Just a spark and the anti-Americanism of the ghettos will feed uncontrollable
violence (Le Figaro 3 April, 2003).
Foreign
observers wonder at the causes of French madness.
At
the moment when the fragility of the French state is becoming visible
to all, in the absence of any credible European defense, is it really
wise to break with our American ally, to the point that it now views
us as an enemy? Even Russia has understood that it has an interest in
not stirring things up with America, precisely because of its own internal
weaknesses. Russia remains anti-America at bottom but it is keeping
a low profile, happy to see France be the lightning rod for Washington
and this strategy is paying off: the American media, for which
no word is too harsh in condemning France, find every excuse for Putin.
The
first explanation for the behavior of our leaders is irresponsibility
they believe that they will not have to answer to anyone.
This
irresponsibility is driven so far that they seem to be surprised at
the consequences of their acts: thus they were not expecting the flare-up
of francophobia in the United States, convinced they could persist in
their provocations of Washington without risking retaliation.
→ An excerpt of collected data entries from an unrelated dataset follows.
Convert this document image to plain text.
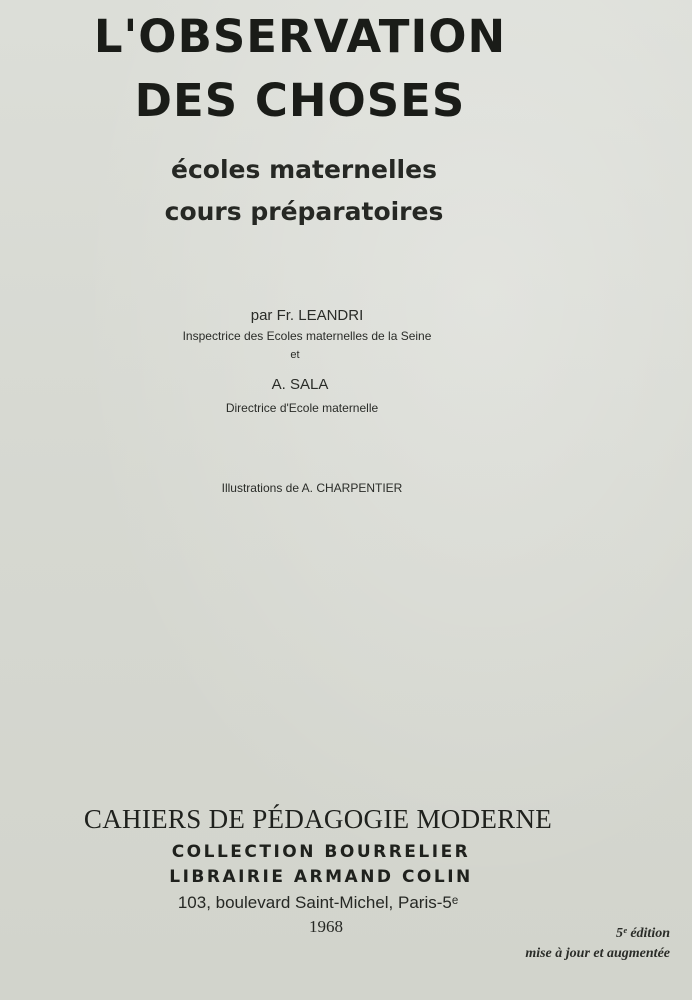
L'OBSERVATION
DES CHOSES
écoles maternelles
cours préparatoires
par Fr. LEANDRI
Inspectrice des Ecoles maternelles de la Seine
et
A. SALA
Directrice d'Ecole maternelle
Illustrations de A. CHARPENTIER
CAHIERS DE PÉDAGOGIE MODERNE
COLLECTION BOURRELIER
LIBRAIRIE ARMAND COLIN
103, boulevard Saint-Michel, Paris-5ᵉ
1968	5ᵉ édition
mise à jour et augmentée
The habit
of impunity in internal politics ended up giving rise to a disastrous
foreign policy, as was exactly the case for the late USSR.
In
the case of France, one must add futility and vanity, permanent factors
in our diplomacy.
Chiracs
foreign policy is due in part to the anxiety of the political class
before the increasingly obvious failure of republican integration.
Rather than face the danger, we take refuge in denial.
We
declare that France does not believe in the clash of civilizations,
as if denial were enough to erase it. For greater security, we go as
far as abolishing the idea of civilization. This is why we seek to deny
at all costs the fact that France shares the same civilization as the
United States, by cultivating with some fanfare our overflow into extra-legal
zones. Anti-Americanism plays a central role in this mechanism.
Our
foreign policy thus expresses a sort of preemptive capitulation. France
takes the initiative of breaking with the Western camp in the hope of
avoiding a battle of wills with its wild and fanatical youth after having
failed to tame it. This profound cowardice is hidden behind the exhibited
panache of a little country that oppose a big one. The myth of Asterix
hides a decidedly more sordid reality. Anti-Americanism makes possible
this fraud and the continuance of a policy that risks making us ill
beyond repair and sinking all of Europe with us.